Di akhir pelatihan nantinya, peserta dengan hasil karya terbaik, lanjut Arie Toursino Hadi, akan diberi hadiah berupa satu set alat canting beserta lilinnya.

"Alat ini memang tidak ada di Baubau jadi kalau dijadikan hadiah itu sangat membantu peserta untuk meneruskan karyanya dalam membatik," tuturnya.

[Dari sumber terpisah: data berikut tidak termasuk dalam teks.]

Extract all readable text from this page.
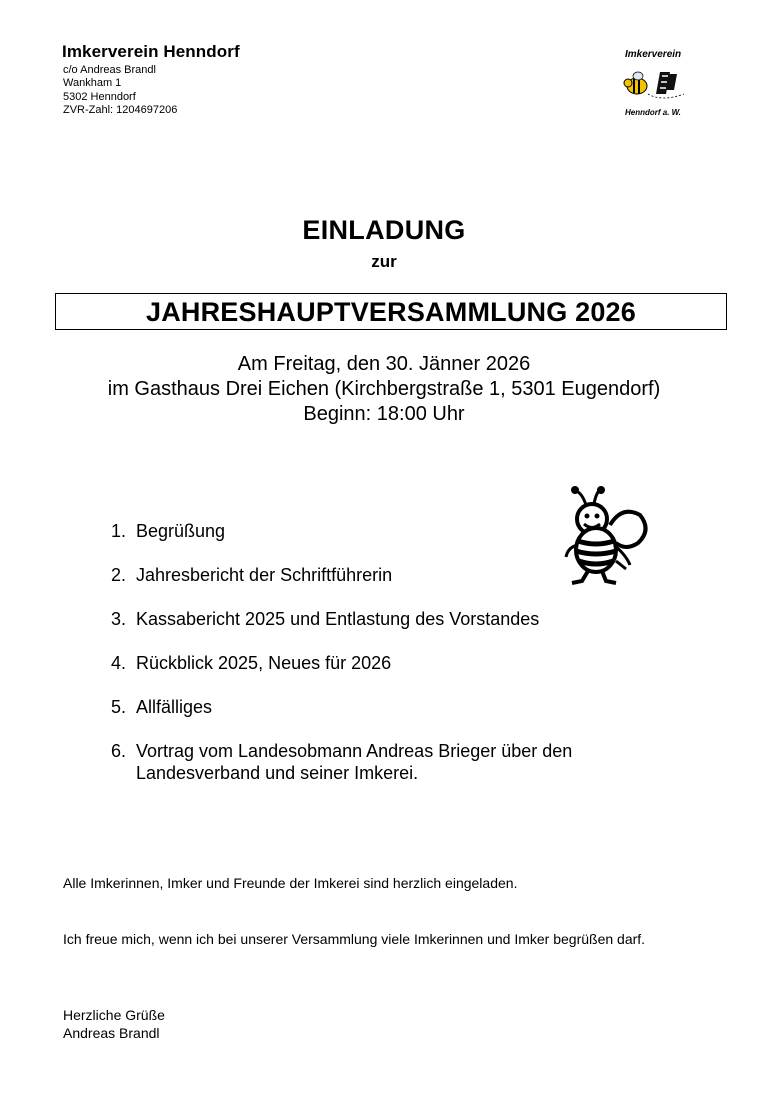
Imkerverein Henndorf
c/o Andreas Brandl
Wankham 1
5302 Henndorf
ZVR-Zahl: 1204697206
Imkerverein
Henndorf a. W.
EINLADUNG
zur
JAHRESHAUPTVERSAMMLUNG 2026
Am Freitag, den 30. Jänner 2026
im Gasthaus Drei Eichen (Kirchbergstraße 1, 5301 Eugendorf)
Beginn: 18:00 Uhr
1. Begrüßung
2. Jahresbericht der Schriftführerin
3. Kassabericht 2025 und Entlastung des Vorstandes
4. Rückblick 2025, Neues für 2026
5. Allfälliges
6. Vortrag vom Landesobmann Andreas Brieger über den Landesverband und seiner Imkerei.
Alle Imkerinnen, Imker und Freunde der Imkerei sind herzlich eingeladen.
Ich freue mich, wenn ich bei unserer Versammlung viele Imkerinnen und Imker begrüßen darf.
Herzliche Grüße
Andreas Brandl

Instruktur lainnya dosen Jurusan Sastra Jawa Fakultas Ilmu Budaya Universitas Indonesia, Widhyasmaramurti mengatakan, dia fokus memberikan pelatihan pewarnaan kain menjadi batik. Ia juga menilai selama memberikan pelatihan, hampir tidak menemui kesulitan dalam mengarahkan peserta.

Widhyasmaramurti menjelaskan bagaimana proses membatik mulai dari melukis motifnya, mencanting, mewarnai hingga sampai dengan tahap akhir mencelupkan kain katun dalam bahan pewarna kimiawi lalu mencuci dan menjemurnya. Dalam pelatihan ini Widhyasmaramurti menjelaskan, pihaknya menggunakan pewarna berbahan kimiawi dan tidak menggunakan pewarna berbahan alami agar prosesnya lebih cepat.

"Kalau menggunakan bahan pewarna alami prosesnya makan waktu lama. Sementara dalam pelatihan ini waktunya terbatas. Alasan lainnya juga jika menggunakan pewarna alami, hasilnya memang bagus tapi harganya sangat mahal," kata Widhyasmaramurti.